Dans les coulisses du "Pride Match" entre l’Égypte et l’Iran : aucune tension alors que Seattle s’unit

Un militant brandit le drapeau arc-en-ciel pendant le « Pride Match »
Un militant brandit le drapeau arc-en-ciel pendant le « Pride Match »REUTERS / Daniel Cole

Parmi toutes les bannières, un match s’est joué entre l’Égypte et l’Iran.

L’attente a été longue avant l’affiche du groupe G entre l’Iran et l’Égypte à Seattle, et tout a commencé en décembre, bien avant le tirage au sort.

SeattleFWC26 – le comité d’organisation des matchs de Coupe du monde dans la Cité d’Émeraude – avait désigné la rencontre du 26 juin comme "Pride Match", selon leurs propres mots, "une célébration à l’échelle de la ville de la visibilité, de l’appartenance et de la communauté – portée par la Coupe du monde de la FIFA 2026™ et animée par les habitants, les entreprises et les quartiers qui font la richesse de l’État de Washington".

Le problème, une fois le tirage effectué, c’est que deux nations aux lois ou régimes oppressifs envers la communauté LGBTQ+ allaient s’affronter.

Depuis ce tirage, un bras de fer s’est engagé entre les instances du football et la FIFA. Les fédérations égyptienne et iranienne ont fermement exprimé leur désaccord, réclamant l’interdiction du drapeau arc-en-ciel – symbole de la communauté – dans le stade. La FIFA a refusé, rappelant dans un communiqué quelques jours avant le match que la Coupe du monde est "un événement inclusif qui accueille des personnes de tous horizons".

Vendredi, la curiosité était donc grande de voir ce qui allait se passer. Cela s’est ressenti dans l’intérêt des médias pour cette rencontre. Flashscore a couvert chaque match à Seattle pendant le tournoi, avec une affluence comparable à la victoire 2-0 des États-Unis contre l’Australie.

En se rendant au stade, le drapeau égyptien flottait alors que les supporters scandaient "Masr" (le mot arabe pour Égypte) en boucle pendant 30 minutes, du Waterfront Pier jusqu’au stade de Seattle. Des drapeaux arc-en-ciel étaient également visibles, sans aucune animosité. Même constat dans l’enceinte. Les trois drapeaux étaient présents, apaisant toute tension redoutée.

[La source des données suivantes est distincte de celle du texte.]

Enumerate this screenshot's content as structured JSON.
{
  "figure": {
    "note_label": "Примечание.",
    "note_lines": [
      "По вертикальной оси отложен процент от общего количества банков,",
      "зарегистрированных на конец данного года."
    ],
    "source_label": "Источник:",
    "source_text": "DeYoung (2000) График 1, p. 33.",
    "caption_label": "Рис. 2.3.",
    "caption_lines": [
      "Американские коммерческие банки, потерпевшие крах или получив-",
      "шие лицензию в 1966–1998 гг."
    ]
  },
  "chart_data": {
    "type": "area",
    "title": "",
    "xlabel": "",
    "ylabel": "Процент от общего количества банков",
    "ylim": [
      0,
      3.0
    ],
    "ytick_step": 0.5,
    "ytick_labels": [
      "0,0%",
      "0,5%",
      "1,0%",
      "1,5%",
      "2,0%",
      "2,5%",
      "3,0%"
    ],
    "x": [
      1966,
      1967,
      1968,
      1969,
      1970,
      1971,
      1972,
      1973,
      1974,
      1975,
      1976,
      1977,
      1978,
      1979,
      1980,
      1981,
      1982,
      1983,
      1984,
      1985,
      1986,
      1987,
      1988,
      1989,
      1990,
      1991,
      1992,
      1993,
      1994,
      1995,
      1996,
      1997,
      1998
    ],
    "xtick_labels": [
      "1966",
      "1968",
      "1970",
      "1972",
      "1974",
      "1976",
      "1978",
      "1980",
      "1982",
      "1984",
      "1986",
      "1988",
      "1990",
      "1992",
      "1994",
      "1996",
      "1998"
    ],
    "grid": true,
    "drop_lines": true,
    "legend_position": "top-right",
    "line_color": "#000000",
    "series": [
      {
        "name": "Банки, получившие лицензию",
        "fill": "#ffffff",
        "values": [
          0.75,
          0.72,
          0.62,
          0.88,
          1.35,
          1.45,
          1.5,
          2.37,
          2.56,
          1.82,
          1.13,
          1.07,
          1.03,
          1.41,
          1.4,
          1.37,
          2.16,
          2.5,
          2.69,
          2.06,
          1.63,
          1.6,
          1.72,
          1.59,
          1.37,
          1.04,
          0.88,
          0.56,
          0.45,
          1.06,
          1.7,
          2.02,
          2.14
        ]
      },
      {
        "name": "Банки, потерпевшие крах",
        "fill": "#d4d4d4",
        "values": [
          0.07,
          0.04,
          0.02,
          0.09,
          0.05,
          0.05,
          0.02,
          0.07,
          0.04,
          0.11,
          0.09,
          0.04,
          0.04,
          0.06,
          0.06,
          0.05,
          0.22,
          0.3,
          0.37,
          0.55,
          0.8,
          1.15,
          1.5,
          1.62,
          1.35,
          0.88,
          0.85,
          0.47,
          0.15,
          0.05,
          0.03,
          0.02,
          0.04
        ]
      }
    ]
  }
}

L’avant-match s’est déroulé comme les autres : les supporters des deux équipes ont pu encourager leur camp, sans aucune mention du drapeau arc-en-ciel, comme la FIFA l’avait promis. De nombreux bénévoles de la FIFA et policiers arboraient le drapeau, et selon les informations de Flashscore, aucune consigne de la FIFA n’a été donnée pour dissuader le personnel de l’afficher.

Le dispositif de sécurité était identique dans toute la ville. Un agent des transports de Seattle a confié à Flashscore qu’environ 750 000 personnes étaient attendues dans les rues vendredi, avec du personnel supplémentaire mobilisé pour faciliter l’accès au match. C’est le cas pour toutes les rencontres de la Coupe du monde. En somme, rien d’inhabituel.

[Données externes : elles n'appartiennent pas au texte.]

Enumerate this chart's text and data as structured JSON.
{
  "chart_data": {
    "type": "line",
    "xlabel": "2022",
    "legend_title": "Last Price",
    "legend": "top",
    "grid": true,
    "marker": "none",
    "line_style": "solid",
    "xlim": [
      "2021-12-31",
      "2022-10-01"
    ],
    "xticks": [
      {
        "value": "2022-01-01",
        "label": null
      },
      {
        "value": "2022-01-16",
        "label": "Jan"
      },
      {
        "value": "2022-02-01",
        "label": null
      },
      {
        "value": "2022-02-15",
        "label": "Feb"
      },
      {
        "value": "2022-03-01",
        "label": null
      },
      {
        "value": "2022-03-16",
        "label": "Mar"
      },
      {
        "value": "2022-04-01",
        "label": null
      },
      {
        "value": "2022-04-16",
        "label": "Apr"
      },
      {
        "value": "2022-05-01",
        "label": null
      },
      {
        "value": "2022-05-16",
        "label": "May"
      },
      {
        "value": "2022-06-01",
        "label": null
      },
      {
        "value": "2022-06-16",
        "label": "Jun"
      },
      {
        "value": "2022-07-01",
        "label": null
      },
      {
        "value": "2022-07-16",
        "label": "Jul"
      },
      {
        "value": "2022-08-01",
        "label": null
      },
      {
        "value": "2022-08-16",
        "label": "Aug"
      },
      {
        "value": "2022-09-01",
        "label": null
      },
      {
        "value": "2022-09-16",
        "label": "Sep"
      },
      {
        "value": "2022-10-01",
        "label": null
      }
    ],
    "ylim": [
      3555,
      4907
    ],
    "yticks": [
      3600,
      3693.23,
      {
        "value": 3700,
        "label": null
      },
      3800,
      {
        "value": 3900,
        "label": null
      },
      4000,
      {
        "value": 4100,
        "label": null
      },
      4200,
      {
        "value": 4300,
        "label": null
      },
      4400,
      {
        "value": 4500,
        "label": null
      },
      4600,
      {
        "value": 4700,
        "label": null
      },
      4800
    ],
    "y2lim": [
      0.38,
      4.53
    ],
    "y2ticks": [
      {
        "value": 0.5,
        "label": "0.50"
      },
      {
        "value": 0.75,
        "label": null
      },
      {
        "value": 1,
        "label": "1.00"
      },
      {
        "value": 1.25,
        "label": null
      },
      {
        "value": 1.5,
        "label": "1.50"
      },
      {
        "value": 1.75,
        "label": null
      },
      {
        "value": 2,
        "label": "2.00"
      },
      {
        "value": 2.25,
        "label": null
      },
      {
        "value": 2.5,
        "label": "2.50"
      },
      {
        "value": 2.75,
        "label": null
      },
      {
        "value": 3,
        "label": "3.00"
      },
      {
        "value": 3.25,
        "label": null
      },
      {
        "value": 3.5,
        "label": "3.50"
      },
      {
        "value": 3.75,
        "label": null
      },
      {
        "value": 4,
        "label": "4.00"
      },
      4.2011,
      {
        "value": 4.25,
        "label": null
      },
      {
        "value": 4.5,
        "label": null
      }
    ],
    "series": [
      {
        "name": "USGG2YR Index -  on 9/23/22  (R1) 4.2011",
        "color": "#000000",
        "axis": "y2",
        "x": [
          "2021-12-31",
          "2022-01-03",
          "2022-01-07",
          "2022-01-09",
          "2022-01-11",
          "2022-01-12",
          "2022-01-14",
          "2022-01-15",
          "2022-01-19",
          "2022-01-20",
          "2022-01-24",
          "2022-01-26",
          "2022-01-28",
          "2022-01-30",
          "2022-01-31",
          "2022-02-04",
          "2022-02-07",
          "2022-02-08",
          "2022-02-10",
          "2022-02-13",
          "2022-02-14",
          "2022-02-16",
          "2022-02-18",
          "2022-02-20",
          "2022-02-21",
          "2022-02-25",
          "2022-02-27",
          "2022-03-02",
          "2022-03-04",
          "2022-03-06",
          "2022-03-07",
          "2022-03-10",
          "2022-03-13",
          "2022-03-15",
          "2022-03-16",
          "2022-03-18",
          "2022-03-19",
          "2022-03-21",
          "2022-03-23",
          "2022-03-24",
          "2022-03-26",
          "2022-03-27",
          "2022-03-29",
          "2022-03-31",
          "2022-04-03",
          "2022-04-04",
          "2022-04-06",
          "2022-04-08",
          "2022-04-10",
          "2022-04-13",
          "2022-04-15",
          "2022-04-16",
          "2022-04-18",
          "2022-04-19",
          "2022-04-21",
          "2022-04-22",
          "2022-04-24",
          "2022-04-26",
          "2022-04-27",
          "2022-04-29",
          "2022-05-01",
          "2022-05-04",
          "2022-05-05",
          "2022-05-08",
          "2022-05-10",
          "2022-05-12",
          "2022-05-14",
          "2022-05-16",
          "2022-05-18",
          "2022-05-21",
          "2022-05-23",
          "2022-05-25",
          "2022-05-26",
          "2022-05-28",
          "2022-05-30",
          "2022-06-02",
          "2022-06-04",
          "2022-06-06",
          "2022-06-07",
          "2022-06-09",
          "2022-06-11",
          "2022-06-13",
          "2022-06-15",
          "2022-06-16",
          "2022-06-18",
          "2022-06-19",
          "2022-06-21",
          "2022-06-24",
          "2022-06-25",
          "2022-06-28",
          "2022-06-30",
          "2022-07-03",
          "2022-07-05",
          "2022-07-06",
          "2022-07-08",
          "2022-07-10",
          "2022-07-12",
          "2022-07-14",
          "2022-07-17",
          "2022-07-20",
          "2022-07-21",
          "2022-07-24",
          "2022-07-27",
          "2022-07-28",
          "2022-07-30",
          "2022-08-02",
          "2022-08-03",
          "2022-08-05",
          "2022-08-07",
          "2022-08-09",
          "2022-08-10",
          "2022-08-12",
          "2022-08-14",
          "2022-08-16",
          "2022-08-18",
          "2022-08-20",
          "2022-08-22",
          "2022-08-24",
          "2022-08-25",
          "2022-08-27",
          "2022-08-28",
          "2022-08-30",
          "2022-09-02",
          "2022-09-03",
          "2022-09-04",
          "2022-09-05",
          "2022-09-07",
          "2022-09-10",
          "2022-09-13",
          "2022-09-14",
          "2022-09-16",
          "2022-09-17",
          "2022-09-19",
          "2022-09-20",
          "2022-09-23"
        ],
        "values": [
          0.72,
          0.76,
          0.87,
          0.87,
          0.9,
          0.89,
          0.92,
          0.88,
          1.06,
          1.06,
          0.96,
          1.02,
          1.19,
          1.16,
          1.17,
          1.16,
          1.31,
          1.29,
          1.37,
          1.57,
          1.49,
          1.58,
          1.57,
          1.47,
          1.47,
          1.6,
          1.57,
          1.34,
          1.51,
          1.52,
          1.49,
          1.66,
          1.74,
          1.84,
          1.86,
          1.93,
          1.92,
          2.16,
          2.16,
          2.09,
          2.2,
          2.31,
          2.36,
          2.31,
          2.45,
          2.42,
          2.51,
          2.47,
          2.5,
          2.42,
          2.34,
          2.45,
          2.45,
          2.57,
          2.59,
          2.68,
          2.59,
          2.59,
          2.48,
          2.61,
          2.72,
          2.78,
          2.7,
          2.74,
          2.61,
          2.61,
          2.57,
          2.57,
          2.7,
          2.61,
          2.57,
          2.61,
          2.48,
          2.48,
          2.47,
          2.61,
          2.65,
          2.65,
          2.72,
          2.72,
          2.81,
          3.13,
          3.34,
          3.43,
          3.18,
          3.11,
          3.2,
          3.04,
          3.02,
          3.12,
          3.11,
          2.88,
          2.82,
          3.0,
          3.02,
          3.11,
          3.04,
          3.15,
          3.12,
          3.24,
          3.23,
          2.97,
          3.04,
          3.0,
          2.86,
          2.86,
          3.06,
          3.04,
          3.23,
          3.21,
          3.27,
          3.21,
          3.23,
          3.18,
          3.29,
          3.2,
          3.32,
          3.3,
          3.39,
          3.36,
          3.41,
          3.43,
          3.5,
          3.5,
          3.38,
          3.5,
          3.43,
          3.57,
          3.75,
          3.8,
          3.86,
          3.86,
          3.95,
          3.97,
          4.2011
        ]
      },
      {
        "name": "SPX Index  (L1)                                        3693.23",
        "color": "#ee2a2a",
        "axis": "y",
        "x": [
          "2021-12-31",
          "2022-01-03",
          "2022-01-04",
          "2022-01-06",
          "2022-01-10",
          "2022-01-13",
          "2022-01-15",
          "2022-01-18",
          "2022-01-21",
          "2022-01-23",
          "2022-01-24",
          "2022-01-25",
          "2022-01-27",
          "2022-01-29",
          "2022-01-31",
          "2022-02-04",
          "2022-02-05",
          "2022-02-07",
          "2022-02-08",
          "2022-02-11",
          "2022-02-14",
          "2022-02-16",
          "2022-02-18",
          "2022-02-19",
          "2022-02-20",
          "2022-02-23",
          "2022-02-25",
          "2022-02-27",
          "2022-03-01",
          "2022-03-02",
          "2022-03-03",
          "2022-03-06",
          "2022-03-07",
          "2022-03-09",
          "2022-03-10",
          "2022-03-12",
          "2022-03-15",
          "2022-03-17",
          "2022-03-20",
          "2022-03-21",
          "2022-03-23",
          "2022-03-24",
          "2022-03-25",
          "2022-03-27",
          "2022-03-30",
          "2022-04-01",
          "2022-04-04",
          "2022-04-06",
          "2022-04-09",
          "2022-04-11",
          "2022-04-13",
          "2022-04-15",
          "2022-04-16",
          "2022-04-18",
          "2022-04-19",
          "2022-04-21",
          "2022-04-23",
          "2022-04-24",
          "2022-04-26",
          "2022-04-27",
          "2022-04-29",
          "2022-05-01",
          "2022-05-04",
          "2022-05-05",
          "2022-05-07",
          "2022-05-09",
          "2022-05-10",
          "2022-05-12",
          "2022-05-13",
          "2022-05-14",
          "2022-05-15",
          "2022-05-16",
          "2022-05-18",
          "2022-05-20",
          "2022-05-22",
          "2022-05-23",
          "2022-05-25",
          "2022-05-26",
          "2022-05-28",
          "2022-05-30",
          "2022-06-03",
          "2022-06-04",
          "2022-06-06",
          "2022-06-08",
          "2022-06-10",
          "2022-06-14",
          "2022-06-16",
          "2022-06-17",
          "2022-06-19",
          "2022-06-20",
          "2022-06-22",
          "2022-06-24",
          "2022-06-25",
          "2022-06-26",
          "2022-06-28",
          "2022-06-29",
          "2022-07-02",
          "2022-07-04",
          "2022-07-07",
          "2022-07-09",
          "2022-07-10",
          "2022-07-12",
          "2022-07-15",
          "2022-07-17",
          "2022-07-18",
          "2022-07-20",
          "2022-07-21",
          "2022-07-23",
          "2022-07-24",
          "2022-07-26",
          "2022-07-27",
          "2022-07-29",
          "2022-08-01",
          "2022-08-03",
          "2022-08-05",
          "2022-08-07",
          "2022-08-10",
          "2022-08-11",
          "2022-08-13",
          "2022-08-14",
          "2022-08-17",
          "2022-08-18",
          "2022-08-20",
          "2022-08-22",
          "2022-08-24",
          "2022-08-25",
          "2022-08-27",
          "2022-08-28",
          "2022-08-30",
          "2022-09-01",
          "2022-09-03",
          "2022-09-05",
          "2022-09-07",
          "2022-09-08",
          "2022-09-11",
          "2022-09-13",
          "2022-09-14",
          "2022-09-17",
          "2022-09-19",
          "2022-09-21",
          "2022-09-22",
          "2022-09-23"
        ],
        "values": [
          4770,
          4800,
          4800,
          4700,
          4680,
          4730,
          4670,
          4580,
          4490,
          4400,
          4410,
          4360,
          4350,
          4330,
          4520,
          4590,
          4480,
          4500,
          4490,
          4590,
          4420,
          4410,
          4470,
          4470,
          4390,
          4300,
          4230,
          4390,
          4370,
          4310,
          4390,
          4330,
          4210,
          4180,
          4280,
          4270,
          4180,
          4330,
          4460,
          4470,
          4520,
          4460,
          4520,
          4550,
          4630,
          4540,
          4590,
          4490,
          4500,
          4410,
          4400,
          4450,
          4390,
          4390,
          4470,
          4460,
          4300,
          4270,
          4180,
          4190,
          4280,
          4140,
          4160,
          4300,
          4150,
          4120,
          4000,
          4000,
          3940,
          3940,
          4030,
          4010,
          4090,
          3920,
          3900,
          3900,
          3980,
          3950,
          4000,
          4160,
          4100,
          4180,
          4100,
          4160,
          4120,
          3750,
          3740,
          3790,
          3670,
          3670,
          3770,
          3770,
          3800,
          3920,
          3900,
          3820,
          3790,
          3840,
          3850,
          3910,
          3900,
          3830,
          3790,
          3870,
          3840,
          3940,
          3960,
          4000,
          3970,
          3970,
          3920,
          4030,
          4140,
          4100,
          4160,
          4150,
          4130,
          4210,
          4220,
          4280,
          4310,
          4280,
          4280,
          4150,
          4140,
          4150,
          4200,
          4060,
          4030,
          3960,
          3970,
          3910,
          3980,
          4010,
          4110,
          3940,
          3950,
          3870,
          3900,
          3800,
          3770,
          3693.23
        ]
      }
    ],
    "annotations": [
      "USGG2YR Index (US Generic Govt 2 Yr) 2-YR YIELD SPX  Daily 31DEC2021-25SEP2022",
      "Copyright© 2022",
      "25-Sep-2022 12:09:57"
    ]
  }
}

Des manifestations, contre-manifestations et contre-contre-manifestations ont été observées avant le coup d’envoi, mais comme on l’a vu tout au long de cette Coupe du monde, la grande majorité des gens sont là pour une seule chose : le football.

Un habitant de Seattle, venu au match pour voir son idole Mohamed Salah, portait à la fois un maillot de l’Égypte et une écharpe arc-en-ciel, illustrant la complexité du débat.vOn peut soutenir deux causes à la fois, ce qui n’est pas la position des fédérations des deux pays.

Un autre habitant de Seattle arborait un t-shirt aux couleurs de la fierté en entrant dans le stade. Il a expliqué à Flashscore qu’il était important d’afficher ses convictions lors de ces matchs pour montrer au monde l’esprit d’ouverture de la ville. Seattle a accueilli ses visiteurs, qu’ils viennent de leur pays d’origine ou de la diaspora à travers les États-Unis, et sa tolérance a été pleinement visible.

Les problèmes autour de cette Coupe du monde ne datent pas d’hier, ils persistent et seront encore là après ce match. Mais, pendant ces 90 minutes sur le terrain, comme souvent lors des grands tournois, tout cela s’est effacé.